Potent, dose-dependent, and rapid activation of PEST-CC-204. (A) Concentration-dependence of FlAsH-mediated activation: PEST-CC-204 (125 nM) was incubated in the absence or presence (indicated concentrations) of FlAsH. After 2.5 hours, PTP reactions were started by the addition of pNPP (4 mM). (B) FlAsH fluorescence of activated PEST-CC-204: Solutions containing either an absence or presence of PEST-CC-204 (125 nM) in the absence or presence of FlAsH (1.25 µM) were incubated at room temperature.
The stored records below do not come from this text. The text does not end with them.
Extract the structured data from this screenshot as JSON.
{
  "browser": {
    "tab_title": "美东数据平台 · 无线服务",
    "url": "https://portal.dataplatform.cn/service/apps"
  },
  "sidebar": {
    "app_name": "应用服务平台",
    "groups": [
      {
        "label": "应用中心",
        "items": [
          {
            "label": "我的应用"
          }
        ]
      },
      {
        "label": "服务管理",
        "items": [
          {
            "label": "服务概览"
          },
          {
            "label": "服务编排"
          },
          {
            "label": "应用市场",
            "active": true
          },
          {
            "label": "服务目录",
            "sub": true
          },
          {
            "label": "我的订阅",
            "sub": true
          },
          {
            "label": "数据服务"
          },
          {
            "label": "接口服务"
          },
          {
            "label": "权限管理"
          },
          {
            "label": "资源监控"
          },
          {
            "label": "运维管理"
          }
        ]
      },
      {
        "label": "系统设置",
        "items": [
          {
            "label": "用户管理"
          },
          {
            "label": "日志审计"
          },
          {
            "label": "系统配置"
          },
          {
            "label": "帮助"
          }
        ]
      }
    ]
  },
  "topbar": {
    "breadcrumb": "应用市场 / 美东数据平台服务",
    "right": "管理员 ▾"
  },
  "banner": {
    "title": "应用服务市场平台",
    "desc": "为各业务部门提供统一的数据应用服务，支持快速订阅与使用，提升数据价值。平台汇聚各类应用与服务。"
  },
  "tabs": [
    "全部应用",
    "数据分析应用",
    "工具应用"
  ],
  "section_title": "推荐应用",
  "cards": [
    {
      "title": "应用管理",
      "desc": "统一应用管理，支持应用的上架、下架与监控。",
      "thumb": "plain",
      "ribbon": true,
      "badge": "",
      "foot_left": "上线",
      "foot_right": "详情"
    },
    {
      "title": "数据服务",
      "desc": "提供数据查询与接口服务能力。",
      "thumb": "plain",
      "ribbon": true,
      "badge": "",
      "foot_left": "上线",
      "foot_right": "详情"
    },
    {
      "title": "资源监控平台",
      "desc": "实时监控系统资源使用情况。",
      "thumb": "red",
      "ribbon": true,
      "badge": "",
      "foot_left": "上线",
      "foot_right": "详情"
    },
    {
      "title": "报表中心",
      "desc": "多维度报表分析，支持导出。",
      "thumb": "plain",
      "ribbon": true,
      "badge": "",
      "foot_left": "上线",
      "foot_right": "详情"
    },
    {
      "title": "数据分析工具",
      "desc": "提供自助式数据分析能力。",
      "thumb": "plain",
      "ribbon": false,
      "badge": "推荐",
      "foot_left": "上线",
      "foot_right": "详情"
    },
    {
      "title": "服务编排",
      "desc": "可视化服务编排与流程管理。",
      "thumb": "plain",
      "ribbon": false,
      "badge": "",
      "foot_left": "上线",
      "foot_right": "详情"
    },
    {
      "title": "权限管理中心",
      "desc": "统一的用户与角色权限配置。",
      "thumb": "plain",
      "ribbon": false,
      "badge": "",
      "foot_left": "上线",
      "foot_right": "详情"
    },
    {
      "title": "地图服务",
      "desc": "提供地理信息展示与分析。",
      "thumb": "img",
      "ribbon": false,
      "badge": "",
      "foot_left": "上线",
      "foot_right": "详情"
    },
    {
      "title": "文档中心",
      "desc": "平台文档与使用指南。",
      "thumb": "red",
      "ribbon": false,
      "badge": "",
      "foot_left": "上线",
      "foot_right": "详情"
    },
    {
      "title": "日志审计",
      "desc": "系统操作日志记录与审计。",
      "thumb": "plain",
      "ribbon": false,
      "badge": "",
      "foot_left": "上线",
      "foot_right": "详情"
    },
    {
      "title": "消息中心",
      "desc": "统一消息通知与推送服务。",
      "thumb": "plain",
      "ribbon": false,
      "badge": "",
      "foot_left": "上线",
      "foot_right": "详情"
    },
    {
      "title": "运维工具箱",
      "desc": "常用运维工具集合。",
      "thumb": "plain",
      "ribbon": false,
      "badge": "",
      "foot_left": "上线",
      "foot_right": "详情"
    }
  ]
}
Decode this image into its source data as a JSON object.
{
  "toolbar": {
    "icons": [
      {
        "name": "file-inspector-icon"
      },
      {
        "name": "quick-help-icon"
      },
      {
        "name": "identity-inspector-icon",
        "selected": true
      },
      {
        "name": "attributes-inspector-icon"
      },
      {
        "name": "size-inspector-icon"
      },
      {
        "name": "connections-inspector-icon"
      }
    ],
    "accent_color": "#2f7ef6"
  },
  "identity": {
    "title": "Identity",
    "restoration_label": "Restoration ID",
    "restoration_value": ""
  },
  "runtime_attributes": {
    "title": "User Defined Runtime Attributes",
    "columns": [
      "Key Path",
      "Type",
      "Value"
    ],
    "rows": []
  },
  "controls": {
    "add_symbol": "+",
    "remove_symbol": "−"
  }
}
After 2.5 hours, the FlAsH fluorescence values (left panel) and the PTP activities (with 5 mM pNPP, right panel) of the solutions were measured. Data were normalized to the FlAsH-only (for fluorescence) and enzyme-only (for PTP activity) controls. (C) Time-dependence of FlAsH-mediated activation: PEST-CC-204 (2.5 µM) was pre-incubated in the absence or presence of FlAsH (10 µM) for the indicated number of minutes, diluted and assayed for activity with pNPP (16 mM). (A–C) In all panels, “PTP Activity (%)” is defined as the initial velocity in the presence of FlAsH divided by the initial velocity of the vehicle-only (100%) control and error bars represent the standard deviations from three independent measurements.
FlAsH was developed by Tsien and co-workers as a fluorescence-based protein-visualization tool,6 and it is generally assumed in the biarsenical literature that FlAsH/protein binding and increases in FlAsH fluorescence go hand-in-hand.15 Interestingly, FlAsH/PEST-CC-204 preincubation conditions that induced strong activation of PTP activity gave rise to only marginal increases in FlAsH fluorescence (Fig. 3B), presumably due to the fact that PEST-CC-204 contains only half (CC) of the classical FlAsH target site (CCXXCC). (Free FlAsH undergoes excited-state quenching, and it is thought that constrained rotation about the aryl-arsenic bonds is the key to induced fluorescence in the full tetracysteine/FlAsH complex.6) To our knowledge, PEST-CC-204 activation provides the first demonstration that FlAsH can serve as a potent modulator of protein function even in cases in which its utility as a protein-visualization tool is largely absent.
Because FlAsH is not a rapid, reversible protein binder—biarsenicals make covalent sulfur-arsenic bonds with their peptide targets6, 16—the timescale of FlAsH action can be a significant issue when using the compound for controlling protein function. In order to determine the timescale of FlAsH-induced PEST-CC-204 activation we performed a time-course activation experiment. We compared the activity of an enzyme-FlAsH incubation with that of an enzyme-vehicle incubation over the course of one hour. The data shown in Figure 3C indicate that activation of 2C-204 PTP-PEST by FlAsH is rapid: within five minutes activation was approximately 80% complete, and within thirty minutes it was maximized. Even at “0 minutes” of pre-incubation (FlAsH and pNPP added at the same time), two-fold activation of PEST-CC-204 was observed, showing that within the course of the activity assay itself (three minutes), the mutant bound to and was activated by FlAsH.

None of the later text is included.